Otto Wille Kuusinen, the Finnish-born foreign-policy advisor to Vladimir Lenin, gazes across Lake Onega in Petrozavodsk as we approach the city hall in an autumn storm. A lot of water has flown into the city’s sewers since the Soviet monument to Kuusinen was erected.
Today Petrozavodsk, the capital of Karelia, is an affluent city with trendy cafés, popular theatres and new blocks of flats in the city centre. Rippling water is never far away. Toward the east, Lake Onega offers beautiful vistas from the city, and next to the marina, River Svir flows into the lake, feeding it with humus and nutrient salts. Local families stroll by the water. Lake Onega glimmers beautifully in the dusk, but under the surface there is trouble brewing.
Some ten per cent of the city’s inhabitants are still not connected to the water network. And wastewater discharged in to the lake contains so much phosphorus that it causes eutrophication. Because of this, the Petrozavodsk Utilities Systems (PKS), which manages a large part of the city’s infrastructure, is looking for opportunities to upgrade both the water supply system and treatment of sewage.
“Our company treats around 145,000 cubic metres of sewage every day.
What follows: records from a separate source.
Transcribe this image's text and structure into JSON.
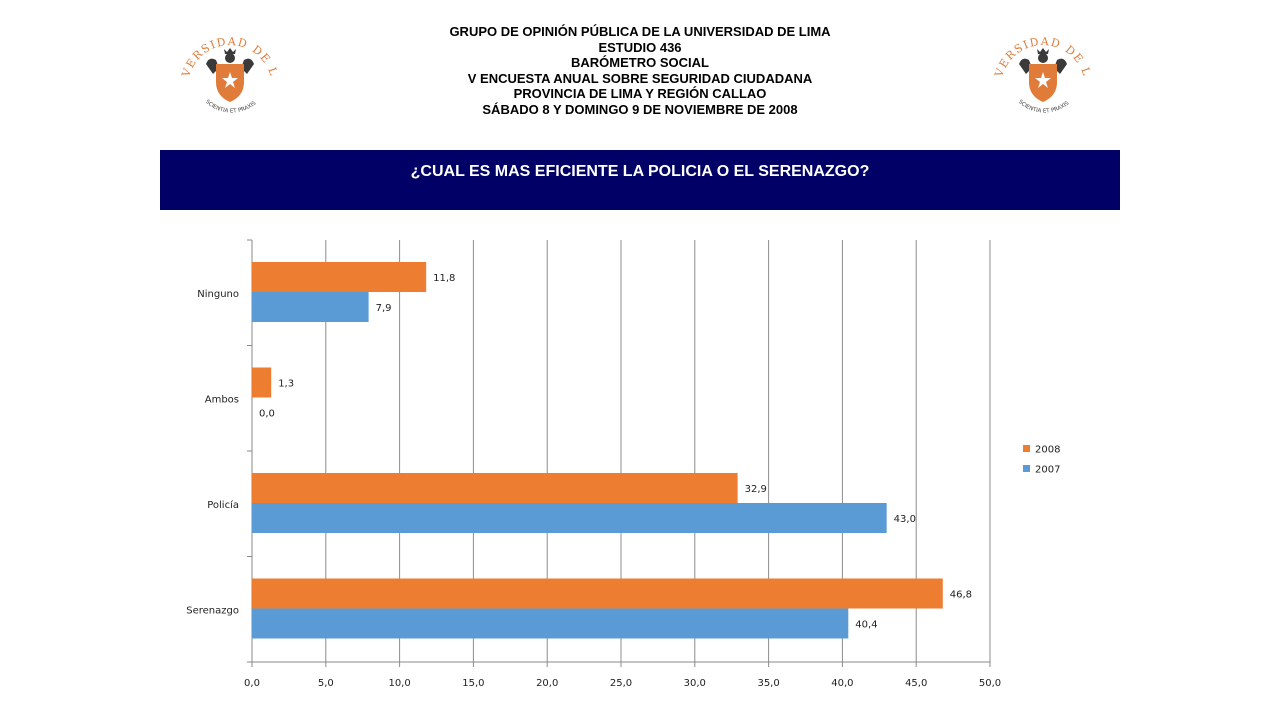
{
  "header": {
    "lines": [
      "GRUPO DE OPINIÓN PÚBLICA DE LA UNIVERSIDAD DE LIMA",
      "ESTUDIO 436",
      "BARÓMETRO SOCIAL",
      "V ENCUESTA ANUAL SOBRE SEGURIDAD CIUDADANA",
      "PROVINCIA DE LIMA Y REGIÓN CALLAO",
      "SÁBADO 8 Y DOMINGO 9 DE NOVIEMBRE DE 2008"
    ]
  },
  "logo": {
    "arc_text": "UNIVERSIDAD DE LIMA",
    "motto": "SCIENTIA ET PRAXIS",
    "colors": {
      "orange": "#E07B39",
      "dark": "#3a3a3a"
    }
  },
  "title_band": {
    "text": "¿CUAL ES MAS EFICIENTE LA POLICIA O EL SERENAZGO?",
    "color": "#000066"
  },
  "chart_data": {
    "type": "bar",
    "orientation": "horizontal",
    "title": "¿CUAL ES MAS EFICIENTE LA POLICIA O EL SERENAZGO?",
    "categories": [
      "Ninguno",
      "Ambos",
      "Policía",
      "Serenazgo"
    ],
    "series": [
      {
        "name": "2008",
        "color": "#ED7D31",
        "values": [
          11.8,
          1.3,
          32.9,
          46.8
        ],
        "labels": [
          "11,8",
          "1,3",
          "32,9",
          "46,8"
        ]
      },
      {
        "name": "2007",
        "color": "#5B9BD5",
        "values": [
          7.9,
          0.0,
          43.0,
          40.4
        ],
        "labels": [
          "7,9",
          "0,0",
          "43,0",
          "40,4"
        ]
      }
    ],
    "xlim": [
      0,
      50
    ],
    "x_ticks": [
      "0,0",
      "5,0",
      "10,0",
      "15,0",
      "20,0",
      "25,0",
      "30,0",
      "35,0",
      "40,0",
      "45,0",
      "50,0"
    ],
    "grid": true,
    "legend_position": "right"
  }
}
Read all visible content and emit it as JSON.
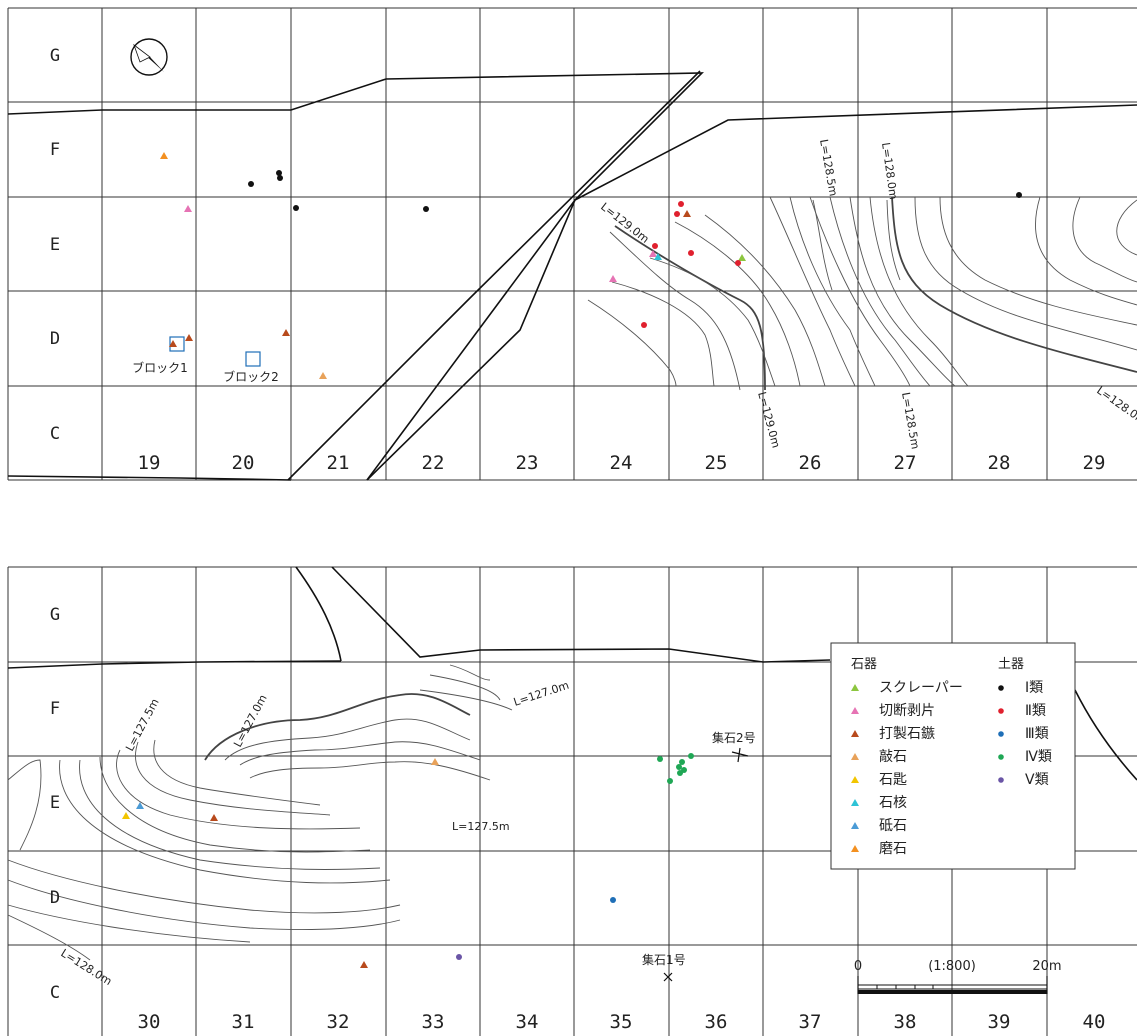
{
  "colors": {
    "scraper": "#8cc63f",
    "cut_flake": "#e673b4",
    "chipped_arrowhead": "#b84a1c",
    "hammerstone": "#e8a25a",
    "stone_spoon": "#f2c500",
    "core": "#2ec3d6",
    "whetstone": "#4b9bd6",
    "grinding_stone": "#f39020",
    "pottery_1": "#111111",
    "pottery_2": "#e0202e",
    "pottery_3": "#1f6fb7",
    "pottery_4": "#1fa755",
    "pottery_5": "#6a55a6",
    "block": "#1f6fb7"
  },
  "icons": {
    "north": "north-arrow-icon"
  },
  "top_map": {
    "rows": [
      "G",
      "F",
      "E",
      "D",
      "C"
    ],
    "cols": [
      "19",
      "20",
      "21",
      "22",
      "23",
      "24",
      "25",
      "26",
      "27",
      "28",
      "29"
    ],
    "block_labels": [
      "ブロック1",
      "ブロック2"
    ],
    "contour_labels": [
      "L=129.0m",
      "L=128.5m",
      "L=128.0m",
      "L=129.0m",
      "L=128.5m",
      "L=128.0m"
    ]
  },
  "bottom_map": {
    "rows": [
      "G",
      "F",
      "E",
      "D",
      "C"
    ],
    "cols": [
      "30",
      "31",
      "32",
      "33",
      "34",
      "35",
      "36",
      "37",
      "38",
      "39",
      "40"
    ],
    "contour_labels": [
      "L=127.5m",
      "L=127.0m",
      "L=127.0m",
      "L=127.5m",
      "L=128.0m"
    ],
    "features": [
      "集石2号",
      "集石1号"
    ]
  },
  "legend": {
    "stone_heading": "石器",
    "pottery_heading": "土器",
    "stone_tools": [
      "スクレーパー",
      "切断剥片",
      "打製石鏃",
      "敲石",
      "石匙",
      "石核",
      "砥石",
      "磨石"
    ],
    "pottery": [
      "Ⅰ類",
      "Ⅱ類",
      "Ⅲ類",
      "Ⅳ類",
      "Ⅴ類"
    ]
  },
  "scale": {
    "start": "0",
    "ratio": "(1:800)",
    "end": "20m"
  }
}
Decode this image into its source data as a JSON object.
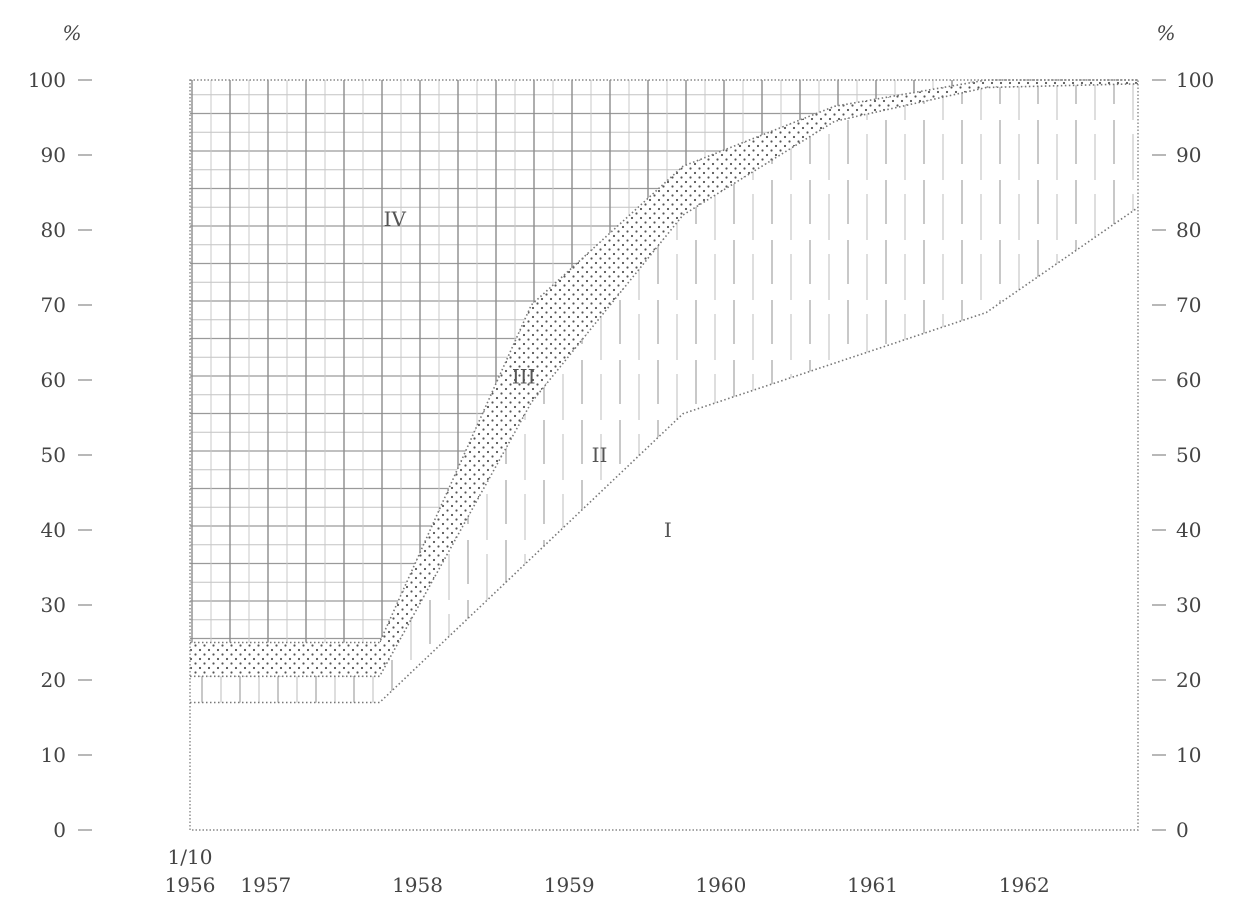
{
  "chart_data": {
    "type": "area",
    "y_unit_left": "%",
    "y_unit_right": "%",
    "yticks": [
      0,
      10,
      20,
      30,
      40,
      50,
      60,
      70,
      80,
      90,
      100
    ],
    "yticks_right": [
      0,
      10,
      20,
      30,
      40,
      50,
      60,
      70,
      80,
      90,
      100
    ],
    "ylim": [
      0,
      100
    ],
    "xlim": [
      1956.75,
      1963.0
    ],
    "xtick_labels": [
      {
        "x": 1956.75,
        "line1": "1/10",
        "line2": "1956"
      },
      {
        "x": 1957.25,
        "line1": "",
        "line2": "1957"
      },
      {
        "x": 1958.25,
        "line1": "",
        "line2": "1958"
      },
      {
        "x": 1959.25,
        "line1": "",
        "line2": "1959"
      },
      {
        "x": 1960.25,
        "line1": "",
        "line2": "1960"
      },
      {
        "x": 1961.25,
        "line1": "",
        "line2": "1961"
      },
      {
        "x": 1962.25,
        "line1": "",
        "line2": "1962"
      }
    ],
    "boundaries": [
      {
        "x": [
          1956.75,
          1958.0,
          1960.0,
          1962.0,
          1963.0
        ],
        "y": [
          17,
          17,
          55.5,
          69,
          83
        ]
      },
      {
        "x": [
          1956.75,
          1958.0,
          1959.0,
          1960.0,
          1961.0,
          1962.0,
          1963.0
        ],
        "y": [
          20.5,
          20.5,
          57,
          82,
          94.5,
          99,
          99.5
        ]
      },
      {
        "x": [
          1956.75,
          1958.0,
          1959.0,
          1960.0,
          1961.0,
          1962.0,
          1963.0
        ],
        "y": [
          25,
          25,
          70,
          88.5,
          96.5,
          100,
          100
        ]
      }
    ],
    "regions": [
      {
        "label": "I",
        "x": 1959.9,
        "y": 40
      },
      {
        "label": "II",
        "x": 1959.45,
        "y": 50
      },
      {
        "label": "III",
        "x": 1958.95,
        "y": 60.5
      },
      {
        "label": "IV",
        "x": 1958.1,
        "y": 81.5
      }
    ]
  }
}
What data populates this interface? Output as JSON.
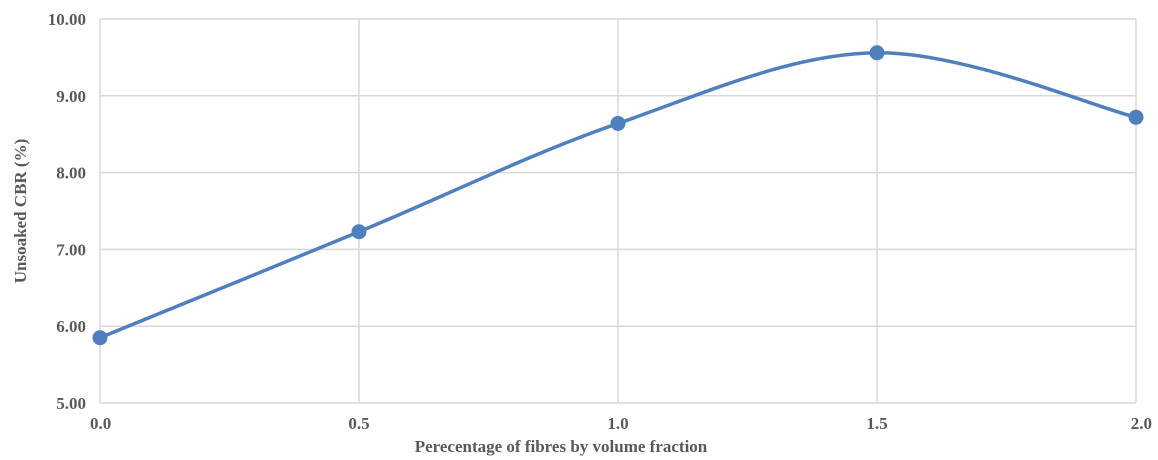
{
  "chart_data": {
    "type": "line",
    "smooth": true,
    "title": "",
    "xlabel": "Perecentage of fibres by volume fraction",
    "ylabel": "Unsoaked CBR (%)",
    "x": [
      0.0,
      0.5,
      1.0,
      1.5,
      2.0
    ],
    "x_tick_labels": [
      "0.0",
      "0.5",
      "1.0",
      "1.5",
      "2.0"
    ],
    "y_tick_labels": [
      "5.00",
      "6.00",
      "7.00",
      "8.00",
      "9.00",
      "10.00"
    ],
    "xlim": [
      0.0,
      2.0
    ],
    "ylim": [
      5.0,
      10.0
    ],
    "grid": true,
    "legend": "none",
    "series": [
      {
        "values": [
          5.85,
          7.23,
          8.64,
          9.56,
          8.72
        ],
        "color": "#4f7fbf"
      }
    ]
  }
}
We are planning to implement chemical phosphorus removal, improvements to the filtering of drinking water and upgrades to sludge treatment to meet international recommendations,” says Alexander Safranov, the Managing Director of PKS.
The insufficient sewage treatment system of Petrozavodsk has been identified as one of the 42 environmental ‘hot spots’ in the Barents region. Because Lake Onega is part of the Baltic Sea’s catchment area, the Baltic Marine Environment Protection Commission HELCOM is also keen on promoting the improved treatment of the city’s sewage.
NEFCO is currently discussing with the Nordic Investment Bank, the Northern Dimension Environmental Partnership (NDEP) and PKS on the financing of the project. The total costs are expected to come to EUR 28 million. One of the project’s goals is to reduce phosphorus content to 0.5 ml per litre of sewage to meet HELCOM’s recommendations. That would mean an annual reduction in phosphorus discharge of around 75 tonnes. And it would provide the local population with crystal clear bath water.